Low molecular weight trypsin-plasmin inhibitors isolated from papain treated urinary trypsin inhibitor.

Papain treatment of human urinary trypsin inhibitor (UTI67; mol. wt. 43,000 by SDS-polyacrylamide gel electrophoresis, specific activity 1,897 U/mg protein) produced four new protease inhibitors, which were highly purified by gel chromatography on Sephadex G-100 and isoelectric focusing. The purified inhibitors (UTI26, UTI9-I, UTI9-II, and UTI9-III) were shown to be homogeneous by polyacrylamide disc gel electrophoresis, and had apparent molecular weights of 26,000, 9,000, 9,000, and 9,800, respectively, by sodium dodecyl sulfate gel electrophoresis.

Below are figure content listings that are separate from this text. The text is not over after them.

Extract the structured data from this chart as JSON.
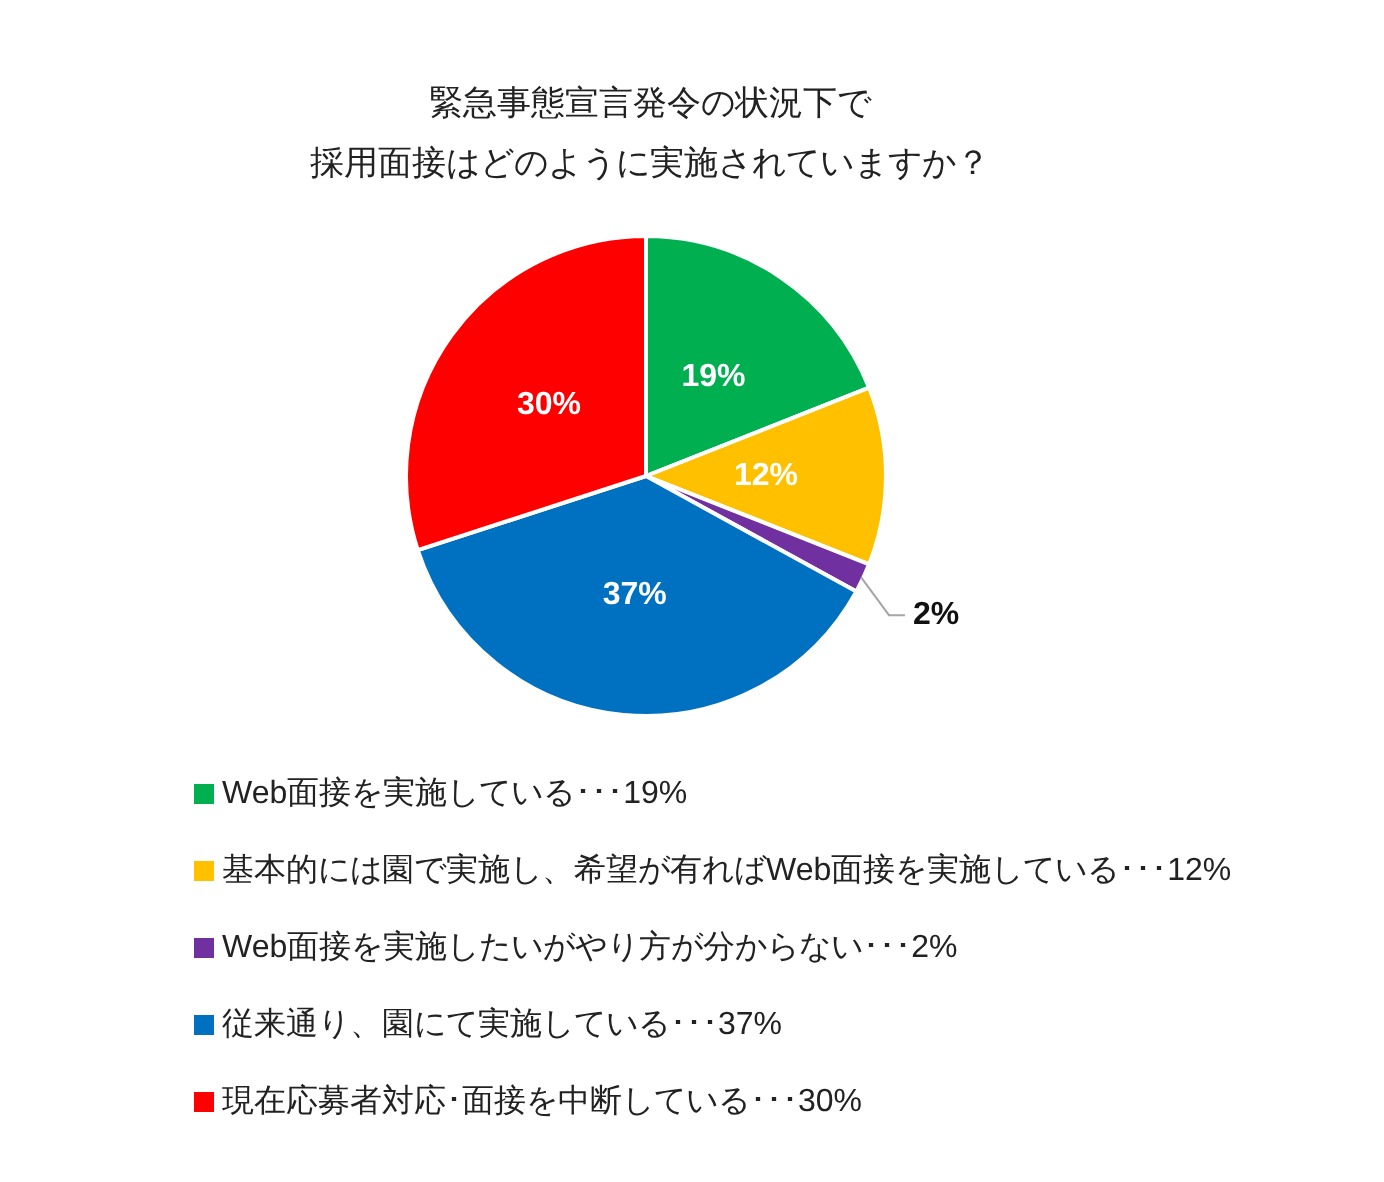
{
  "chart_data": {
    "type": "pie",
    "title": "緊急事態宣言発令の状況下で採用面接はどのように実施されていますか？",
    "categories": [
      "Web面接を実施している･･･19%",
      "基本的には園で実施し、希望が有ればWeb面接を実施している･･･12%",
      "Web面接を実施したいがやり方が分からない･･･2%",
      "従来通り、園にて実施している･･･37%",
      "現在応募者対応･面接を中断している･･･30%"
    ],
    "values": [
      19,
      12,
      2,
      37,
      30
    ],
    "colors": [
      "#00b050",
      "#ffc000",
      "#7030a0",
      "#0070c0",
      "#ff0000"
    ],
    "value_labels": [
      "19%",
      "12%",
      "2%",
      "37%",
      "30%"
    ],
    "legend": "bottom"
  }
}
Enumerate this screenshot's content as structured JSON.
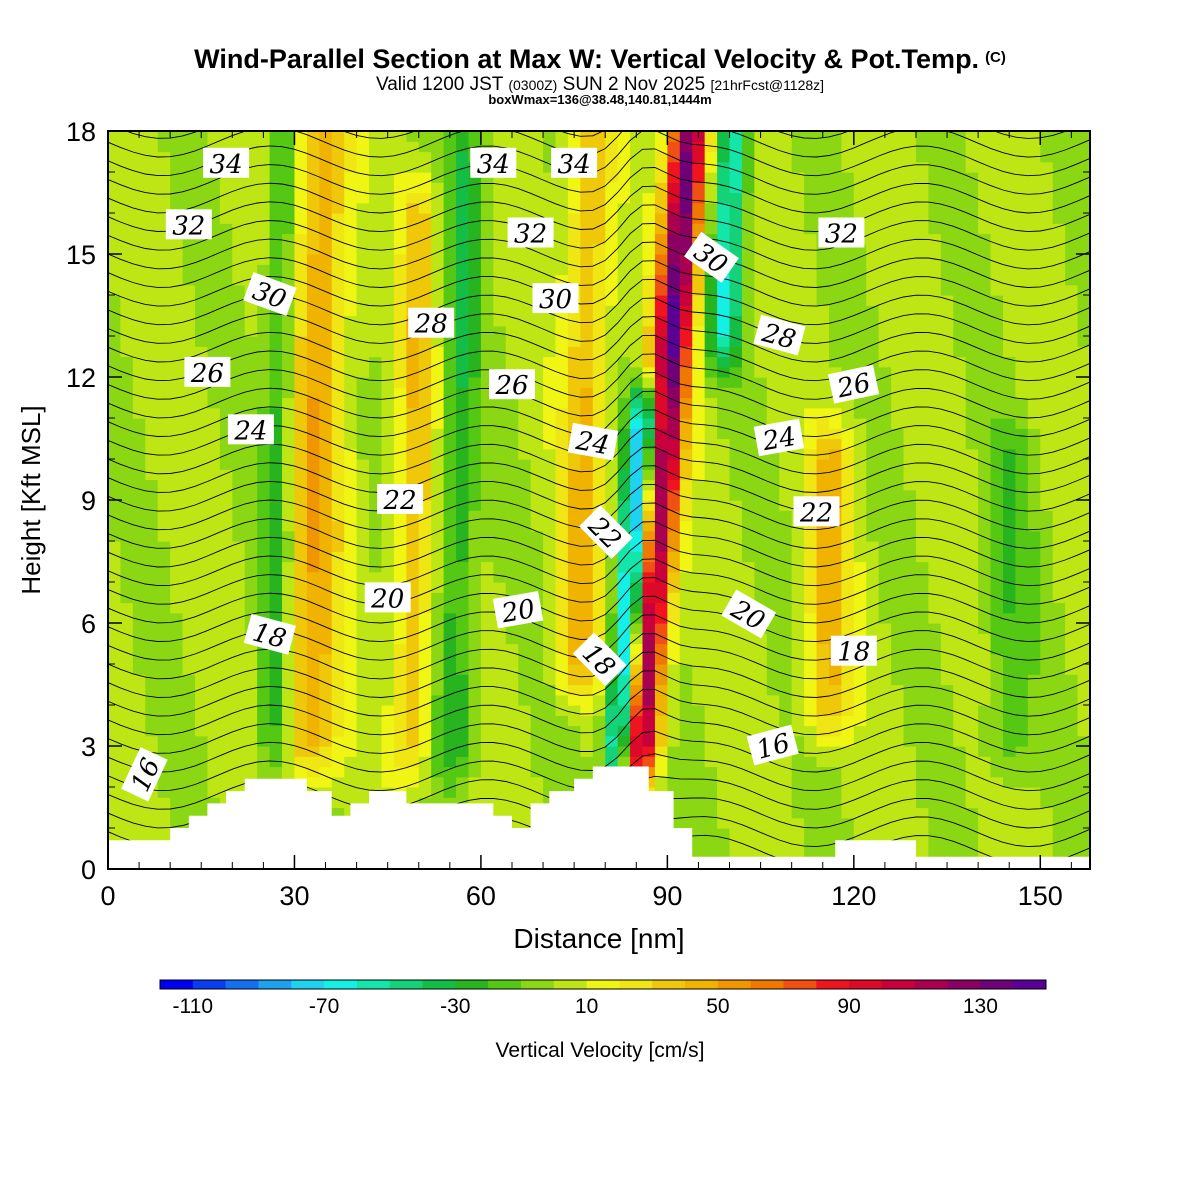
{
  "header": {
    "title": "Wind-Parallel Section at Max W: Vertical Velocity & Pot.Temp.",
    "copyright": "(C)",
    "valid_prefix": "Valid 1200 JST",
    "valid_utc": "(0300Z)",
    "valid_date": "SUN 2 Nov 2025",
    "forecast_info": "[21hrFcst@1128z]",
    "box_info": "boxWmax=136@38.48,140.81,1444m"
  },
  "colors": {
    "terrain": "#ffffff",
    "contour_line": "#000000"
  },
  "chart_data": {
    "type": "heatmap",
    "title": "Wind-Parallel Section at Max W: Vertical Velocity & Pot.Temp.",
    "xlabel": "Distance [nm]",
    "ylabel": "Height [Kft MSL]",
    "xlim": [
      0,
      158
    ],
    "ylim": [
      0,
      18
    ],
    "x_ticks": [
      0,
      30,
      60,
      90,
      120,
      150
    ],
    "y_ticks": [
      0,
      3,
      6,
      9,
      12,
      15,
      18
    ],
    "colorbar": {
      "label": "Vertical Velocity [cm/s]",
      "tick_labels": [
        -110,
        -70,
        -30,
        10,
        50,
        90,
        130
      ],
      "range": [
        -120,
        150
      ],
      "step": 10,
      "colors": [
        "#0000f0",
        "#0a3cf0",
        "#1470f0",
        "#1ea0f0",
        "#1ed2f0",
        "#14f0e6",
        "#14e6aa",
        "#14d278",
        "#14be46",
        "#28b41e",
        "#55c814",
        "#8cd714",
        "#bee614",
        "#f0f514",
        "#f0e614",
        "#f0c80a",
        "#f0b400",
        "#f09600",
        "#f07800",
        "#f05014",
        "#f0141e",
        "#dc0a28",
        "#c8003c",
        "#aa0050",
        "#8c0064",
        "#6e0078",
        "#5a0096"
      ]
    },
    "velocity_features": [
      {
        "kind": "updraft",
        "x_center": 33,
        "half_width": 4.5,
        "peak_cm_s": 45,
        "z_range": [
          3,
          18
        ],
        "tilt_nm_per_kft": 0.15
      },
      {
        "kind": "updraft",
        "x_center": 49,
        "half_width": 3,
        "peak_cm_s": 35,
        "z_range": [
          3,
          16
        ],
        "tilt_nm_per_kft": 0.12
      },
      {
        "kind": "updraft",
        "x_center": 76,
        "half_width": 3.5,
        "peak_cm_s": 40,
        "z_range": [
          5,
          18
        ],
        "tilt_nm_per_kft": 0.15
      },
      {
        "kind": "updraft",
        "x_center": 87,
        "half_width": 3,
        "peak_cm_s": 136,
        "z_range": [
          3,
          18
        ],
        "tilt_nm_per_kft": 0.55
      },
      {
        "kind": "downdraft",
        "x_center": 84,
        "half_width": 2.5,
        "peak_cm_s": -110,
        "z_range": [
          3,
          11
        ],
        "tilt_nm_per_kft": 0.5
      },
      {
        "kind": "downdraft",
        "x_center": 97,
        "half_width": 2.5,
        "peak_cm_s": -60,
        "z_range": [
          13,
          18
        ],
        "tilt_nm_per_kft": 0.3
      },
      {
        "kind": "updraft",
        "x_center": 116,
        "half_width": 3.5,
        "peak_cm_s": 40,
        "z_range": [
          4,
          10
        ],
        "tilt_nm_per_kft": 0.1
      },
      {
        "kind": "sinking",
        "x_center": 27,
        "half_width": 2.5,
        "peak_cm_s": -30,
        "z_range": [
          3,
          18
        ],
        "tilt_nm_per_kft": 0.1
      },
      {
        "kind": "sinking",
        "x_center": 56,
        "half_width": 3,
        "peak_cm_s": -30,
        "z_range": [
          3,
          18
        ],
        "tilt_nm_per_kft": 0.12
      },
      {
        "kind": "sinking",
        "x_center": 145,
        "half_width": 4,
        "peak_cm_s": -20,
        "z_range": [
          3,
          10
        ],
        "tilt_nm_per_kft": 0.05
      }
    ],
    "theta_contours": {
      "units": "C",
      "interval": 0.5,
      "labels": [
        {
          "value": 34,
          "x": 19,
          "y": 17.2,
          "angle": 0
        },
        {
          "value": 34,
          "x": 62,
          "y": 17.2,
          "angle": 0
        },
        {
          "value": 34,
          "x": 75,
          "y": 17.2,
          "angle": 0
        },
        {
          "value": 32,
          "x": 13,
          "y": 15.7,
          "angle": 0
        },
        {
          "value": 32,
          "x": 68,
          "y": 15.5,
          "angle": 0
        },
        {
          "value": 32,
          "x": 118,
          "y": 15.5,
          "angle": 0
        },
        {
          "value": 30,
          "x": 26,
          "y": 14.0,
          "angle": 20
        },
        {
          "value": 30,
          "x": 72,
          "y": 13.9,
          "angle": 0
        },
        {
          "value": 30,
          "x": 97,
          "y": 14.9,
          "angle": 35
        },
        {
          "value": 28,
          "x": 52,
          "y": 13.3,
          "angle": 0
        },
        {
          "value": 28,
          "x": 108,
          "y": 13.0,
          "angle": 15
        },
        {
          "value": 26,
          "x": 16,
          "y": 12.1,
          "angle": 0
        },
        {
          "value": 26,
          "x": 65,
          "y": 11.8,
          "angle": 0
        },
        {
          "value": 26,
          "x": 120,
          "y": 11.8,
          "angle": -12
        },
        {
          "value": 24,
          "x": 23,
          "y": 10.7,
          "angle": 0
        },
        {
          "value": 24,
          "x": 78,
          "y": 10.4,
          "angle": 10
        },
        {
          "value": 24,
          "x": 108,
          "y": 10.5,
          "angle": -10
        },
        {
          "value": 22,
          "x": 47,
          "y": 9.0,
          "angle": 0
        },
        {
          "value": 22,
          "x": 114,
          "y": 8.7,
          "angle": 0
        },
        {
          "value": 22,
          "x": 80,
          "y": 8.2,
          "angle": 45
        },
        {
          "value": 20,
          "x": 45,
          "y": 6.6,
          "angle": 0
        },
        {
          "value": 20,
          "x": 66,
          "y": 6.3,
          "angle": -10
        },
        {
          "value": 20,
          "x": 103,
          "y": 6.2,
          "angle": 30
        },
        {
          "value": 18,
          "x": 26,
          "y": 5.7,
          "angle": 15
        },
        {
          "value": 18,
          "x": 79,
          "y": 5.1,
          "angle": 45
        },
        {
          "value": 18,
          "x": 120,
          "y": 5.3,
          "angle": 0
        },
        {
          "value": 16,
          "x": 6,
          "y": 2.3,
          "angle": -65
        },
        {
          "value": 16,
          "x": 107,
          "y": 3.0,
          "angle": -15
        }
      ]
    },
    "terrain_kft": [
      [
        0,
        0.7
      ],
      [
        10,
        0.7
      ],
      [
        10,
        1.0
      ],
      [
        13,
        1.0
      ],
      [
        13,
        1.3
      ],
      [
        16,
        1.3
      ],
      [
        16,
        1.6
      ],
      [
        19,
        1.6
      ],
      [
        19,
        1.9
      ],
      [
        22,
        1.9
      ],
      [
        22,
        2.2
      ],
      [
        32,
        2.2
      ],
      [
        32,
        1.9
      ],
      [
        36,
        1.9
      ],
      [
        36,
        1.3
      ],
      [
        39,
        1.3
      ],
      [
        39,
        1.6
      ],
      [
        42,
        1.6
      ],
      [
        42,
        1.9
      ],
      [
        48,
        1.9
      ],
      [
        48,
        1.6
      ],
      [
        62,
        1.6
      ],
      [
        62,
        1.3
      ],
      [
        65,
        1.3
      ],
      [
        65,
        1.0
      ],
      [
        68,
        1.0
      ],
      [
        68,
        1.6
      ],
      [
        71,
        1.6
      ],
      [
        71,
        1.9
      ],
      [
        75,
        1.9
      ],
      [
        75,
        2.2
      ],
      [
        78,
        2.2
      ],
      [
        78,
        2.5
      ],
      [
        87,
        2.5
      ],
      [
        87,
        1.9
      ],
      [
        91,
        1.9
      ],
      [
        91,
        1.0
      ],
      [
        94,
        1.0
      ],
      [
        94,
        0.3
      ],
      [
        117,
        0.3
      ],
      [
        117,
        0.7
      ],
      [
        130,
        0.7
      ],
      [
        130,
        0.3
      ],
      [
        158,
        0.3
      ]
    ]
  }
}
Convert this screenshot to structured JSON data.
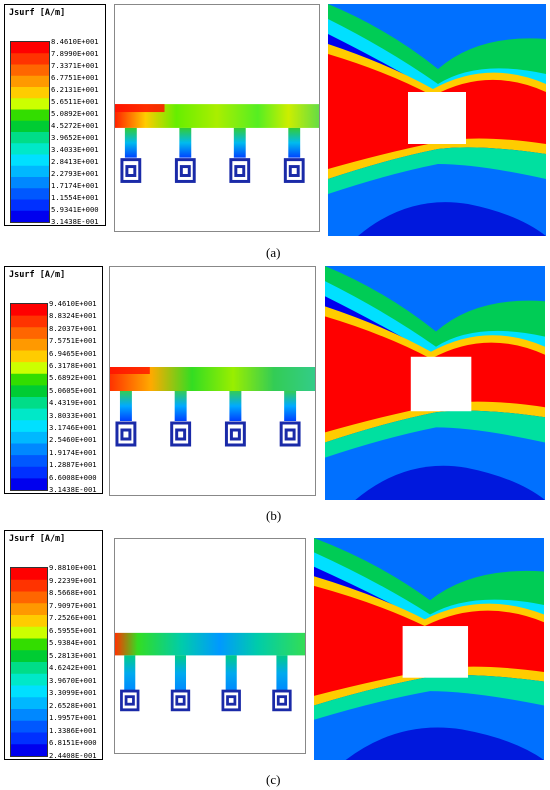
{
  "panels": [
    {
      "caption": "(a)",
      "legend": {
        "title": "Jsurf [A/m]",
        "values": [
          "8.4610E+001",
          "7.8990E+001",
          "7.3371E+001",
          "6.7751E+001",
          "6.2131E+001",
          "5.6511E+001",
          "5.0892E+001",
          "4.5272E+001",
          "3.9652E+001",
          "3.4033E+001",
          "2.8413E+001",
          "2.2793E+001",
          "1.7174E+001",
          "1.1554E+001",
          "5.9341E+000",
          "3.1438E-001"
        ]
      }
    },
    {
      "caption": "(b)",
      "legend": {
        "title": "Jsurf [A/m]",
        "values": [
          "9.4610E+001",
          "8.8324E+001",
          "8.2037E+001",
          "7.5751E+001",
          "6.9465E+001",
          "6.3178E+001",
          "5.6892E+001",
          "5.0605E+001",
          "4.4319E+001",
          "3.8033E+001",
          "3.1746E+001",
          "2.5460E+001",
          "1.9174E+001",
          "1.2887E+001",
          "6.6008E+000",
          "3.1438E-001"
        ]
      }
    },
    {
      "caption": "(c)",
      "legend": {
        "title": "Jsurf [A/m]",
        "values": [
          "9.8810E+001",
          "9.2239E+001",
          "8.5668E+001",
          "7.9097E+001",
          "7.2526E+001",
          "6.5955E+001",
          "5.9384E+001",
          "5.2813E+001",
          "4.6242E+001",
          "3.9670E+001",
          "3.3099E+001",
          "2.6528E+001",
          "1.9957E+001",
          "1.3386E+001",
          "6.8151E+000",
          "2.4408E-001"
        ]
      }
    }
  ],
  "colorscale": [
    "#ff0000",
    "#ff3300",
    "#ff6600",
    "#ff9900",
    "#ffcc00",
    "#ccff00",
    "#33dd00",
    "#00cc33",
    "#00dd88",
    "#00e8c8",
    "#00e0ff",
    "#00b8ff",
    "#0088ff",
    "#0058ff",
    "#0030ff",
    "#0000ee"
  ]
}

During enzymatic degradation of UTI67, the amino acid compositions changed to more basic, and the isoelectric point increased from pH 2.0 (UTI67) to pHs 4.4, 5.2, 6.6, and 8.3 (UTI26, UTI9-I, UTI9-II, UTI9-III), respectively. Both the parent and degraded inhibitors had anti-plasmin activity as well as antitrypsin and anti-chrymotrypsin activities. Much higher anti-plasmin/anti-trypsin and anti-plasmin/anti-chymotryspin activities were observed in the degraded inhibitors than in the parent UTI67. They competitively inhibited human plasmin with Ki values of 1.13 X 10(-7) - 2.12 X 10(-6) M (H-D-Val-Leu-Lys-pNA substrate). The reactions were very fast and the active site of the inhibitors of plasmin was thought to be different from that to trypsin or chymotrypsin.